Richard Ngwenya, a former military expert now practising traditional medicine, could not mince his words in an interview with Africanews. "These whites know what they did in the laboratories in 1978," he said. "They know how to turn anything non fatal to be dangerous."

Ngwenya said anthrax originally was not a fatal disease to human beings, but elements in the Ian Smith government in collaboration with the apartheid South African government managed to engineer it. Ngwenya said that the Smith regime sprinkled the germ on clothes that it later gave to Africans to wear, thereby killing thousands of people.

But Ngwenya is controversial as a herbalist because he has refused to accept the link between HIV and AIDS, tending rather to say that AIDS is a result of poverty.
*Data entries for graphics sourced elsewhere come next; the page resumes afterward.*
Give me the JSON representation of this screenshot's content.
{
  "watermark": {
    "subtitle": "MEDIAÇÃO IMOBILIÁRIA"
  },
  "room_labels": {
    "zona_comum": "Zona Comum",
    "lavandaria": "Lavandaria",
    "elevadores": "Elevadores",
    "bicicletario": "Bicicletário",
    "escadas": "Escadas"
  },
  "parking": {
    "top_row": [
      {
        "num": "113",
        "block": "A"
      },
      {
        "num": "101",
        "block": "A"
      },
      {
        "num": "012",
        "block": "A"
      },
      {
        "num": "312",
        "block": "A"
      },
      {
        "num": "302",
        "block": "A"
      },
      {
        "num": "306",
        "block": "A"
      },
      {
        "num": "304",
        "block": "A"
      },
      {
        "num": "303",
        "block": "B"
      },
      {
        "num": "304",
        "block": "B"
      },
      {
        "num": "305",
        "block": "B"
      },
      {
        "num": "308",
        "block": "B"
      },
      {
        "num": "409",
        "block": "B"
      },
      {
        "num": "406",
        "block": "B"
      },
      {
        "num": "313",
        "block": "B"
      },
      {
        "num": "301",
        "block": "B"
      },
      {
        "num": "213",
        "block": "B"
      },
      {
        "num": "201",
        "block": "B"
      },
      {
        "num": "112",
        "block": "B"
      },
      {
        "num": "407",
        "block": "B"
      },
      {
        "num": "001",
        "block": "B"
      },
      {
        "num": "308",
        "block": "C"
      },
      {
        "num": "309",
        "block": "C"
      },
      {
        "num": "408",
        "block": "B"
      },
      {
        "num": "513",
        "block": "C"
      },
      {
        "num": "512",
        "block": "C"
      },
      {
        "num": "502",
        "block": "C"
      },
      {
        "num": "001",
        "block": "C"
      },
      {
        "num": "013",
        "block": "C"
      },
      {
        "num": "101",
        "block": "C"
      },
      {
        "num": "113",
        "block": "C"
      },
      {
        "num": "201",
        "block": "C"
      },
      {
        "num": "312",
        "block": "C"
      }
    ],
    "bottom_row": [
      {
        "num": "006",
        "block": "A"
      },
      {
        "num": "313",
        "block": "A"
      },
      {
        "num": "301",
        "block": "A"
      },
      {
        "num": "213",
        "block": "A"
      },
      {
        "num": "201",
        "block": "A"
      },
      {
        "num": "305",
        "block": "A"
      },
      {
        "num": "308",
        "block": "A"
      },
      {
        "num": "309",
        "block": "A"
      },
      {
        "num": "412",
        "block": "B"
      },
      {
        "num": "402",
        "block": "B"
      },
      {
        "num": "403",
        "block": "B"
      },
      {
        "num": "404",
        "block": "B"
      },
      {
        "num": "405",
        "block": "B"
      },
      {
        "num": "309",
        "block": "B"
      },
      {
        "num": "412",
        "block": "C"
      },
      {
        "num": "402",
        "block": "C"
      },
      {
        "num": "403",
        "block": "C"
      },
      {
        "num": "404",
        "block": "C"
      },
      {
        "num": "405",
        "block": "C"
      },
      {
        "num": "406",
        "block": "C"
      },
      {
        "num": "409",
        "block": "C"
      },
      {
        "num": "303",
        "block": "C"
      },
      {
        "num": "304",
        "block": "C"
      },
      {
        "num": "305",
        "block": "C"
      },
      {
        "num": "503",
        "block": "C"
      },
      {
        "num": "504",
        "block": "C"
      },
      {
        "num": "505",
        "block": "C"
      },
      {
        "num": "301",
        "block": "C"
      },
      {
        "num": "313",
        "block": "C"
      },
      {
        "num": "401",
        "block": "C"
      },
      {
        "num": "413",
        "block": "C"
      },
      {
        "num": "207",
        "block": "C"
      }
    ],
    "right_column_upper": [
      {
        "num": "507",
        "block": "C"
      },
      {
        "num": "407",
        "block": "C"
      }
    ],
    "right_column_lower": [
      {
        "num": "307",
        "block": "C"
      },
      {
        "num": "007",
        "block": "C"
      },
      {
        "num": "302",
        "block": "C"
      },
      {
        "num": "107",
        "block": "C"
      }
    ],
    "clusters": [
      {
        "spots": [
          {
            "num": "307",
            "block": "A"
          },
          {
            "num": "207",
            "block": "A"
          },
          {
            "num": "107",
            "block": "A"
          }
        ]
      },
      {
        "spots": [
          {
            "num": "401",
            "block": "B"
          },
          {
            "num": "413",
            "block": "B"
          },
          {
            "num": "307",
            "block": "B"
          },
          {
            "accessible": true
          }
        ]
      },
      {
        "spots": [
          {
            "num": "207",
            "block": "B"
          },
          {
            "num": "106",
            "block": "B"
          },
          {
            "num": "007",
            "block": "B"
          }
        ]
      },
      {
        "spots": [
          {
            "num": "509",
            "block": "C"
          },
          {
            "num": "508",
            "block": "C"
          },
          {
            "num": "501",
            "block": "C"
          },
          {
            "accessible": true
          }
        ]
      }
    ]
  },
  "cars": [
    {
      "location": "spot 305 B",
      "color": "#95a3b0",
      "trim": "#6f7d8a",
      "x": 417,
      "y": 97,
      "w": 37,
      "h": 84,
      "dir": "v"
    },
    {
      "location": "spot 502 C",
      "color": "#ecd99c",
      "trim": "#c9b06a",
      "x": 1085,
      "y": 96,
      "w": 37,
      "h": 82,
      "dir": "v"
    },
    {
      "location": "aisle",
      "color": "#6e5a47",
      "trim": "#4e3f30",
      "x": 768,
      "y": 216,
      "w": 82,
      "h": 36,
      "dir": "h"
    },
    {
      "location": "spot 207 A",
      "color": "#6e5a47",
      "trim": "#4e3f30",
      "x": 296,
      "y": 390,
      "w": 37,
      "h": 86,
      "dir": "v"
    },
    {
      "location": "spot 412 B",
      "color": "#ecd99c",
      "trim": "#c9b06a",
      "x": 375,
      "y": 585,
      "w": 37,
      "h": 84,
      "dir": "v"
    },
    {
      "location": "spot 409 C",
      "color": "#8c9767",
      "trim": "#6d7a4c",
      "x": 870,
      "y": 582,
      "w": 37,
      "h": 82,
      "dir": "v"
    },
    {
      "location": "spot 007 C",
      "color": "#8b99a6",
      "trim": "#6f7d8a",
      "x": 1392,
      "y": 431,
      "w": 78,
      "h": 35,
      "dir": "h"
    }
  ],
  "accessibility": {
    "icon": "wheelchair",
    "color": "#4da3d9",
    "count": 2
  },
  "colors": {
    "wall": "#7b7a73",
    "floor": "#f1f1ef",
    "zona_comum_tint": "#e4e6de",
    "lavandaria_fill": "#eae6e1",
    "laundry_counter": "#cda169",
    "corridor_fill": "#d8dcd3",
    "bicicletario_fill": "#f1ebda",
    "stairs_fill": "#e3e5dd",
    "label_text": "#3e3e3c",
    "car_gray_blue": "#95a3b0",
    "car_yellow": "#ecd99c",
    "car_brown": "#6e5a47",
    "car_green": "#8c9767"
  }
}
To solve the problem of AIDS, therefore, poverty has to be eradicated.

The government also took the opportunity to parade people who claimed that they lost their loved ones to anthrax during the liberation struggle. Their stories were aired in documentaries on national television, which, although gruesome, few believed because of the timing.

All this was done, according to analysts, to show how inhuman and cruel white people are. In September, the ZANU-PF government attributed a Foot and Mouth outbreak in southern Zimbabwe to white farmers, saying they were trying to make the country lose much-needed foreign currency.
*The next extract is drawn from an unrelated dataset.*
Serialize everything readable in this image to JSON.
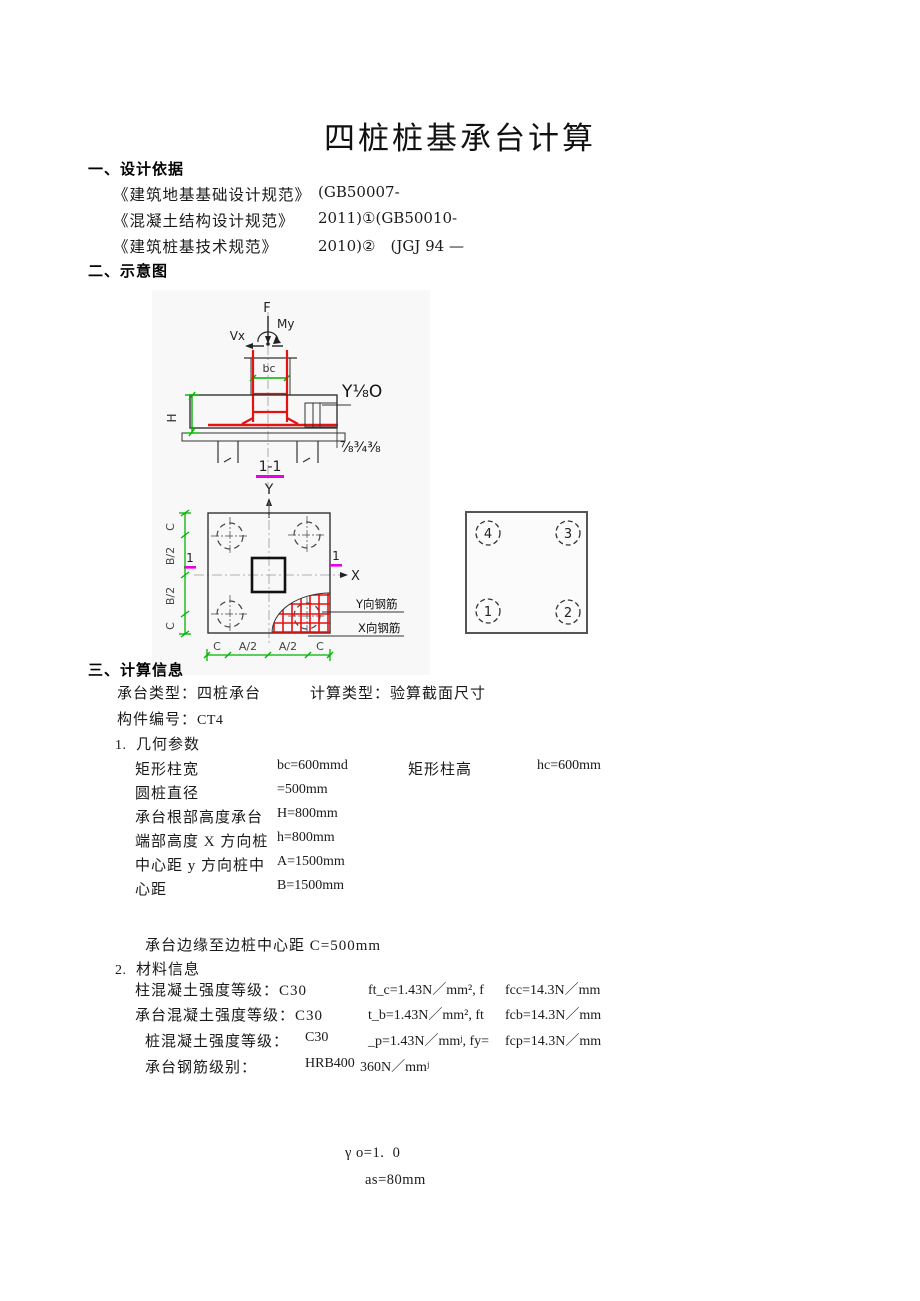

"Mugabe is just after unnecessary attention," said social commentator, Arnold Payne. "He will do anything to justify his land grab policy."

Welbourne Madzima, a veterinarian, also tried to explain the differences between the U.S. situation and Zimbabwe, saying the outbreak was attributed to climatic changes rather than terrorism. He said any major climatic change in the country leads to an outbreak of the disease.

Even the deputy minister of health and child welfare, David Parirenyatwa, failed to gain any audience. He acknowledged to Africanews that the anthrax strain in the country was a skin type, which was easy to treat, and that it was not a new phenomenon. "You can only get anthrax by eating meat from an infected beast," he said. "It is not similar to that used by Smith's government."

However, it is doubtful that the Zimbabwe government will change its political tactics. Analysts say with Mugabe facing his first major challenger to the throne - former trade unionist Morgan Tsvangirai - in the 2002 presidential elections, he is likely to cling to the land redistribution programme that has gained him support mainly in the rural areas.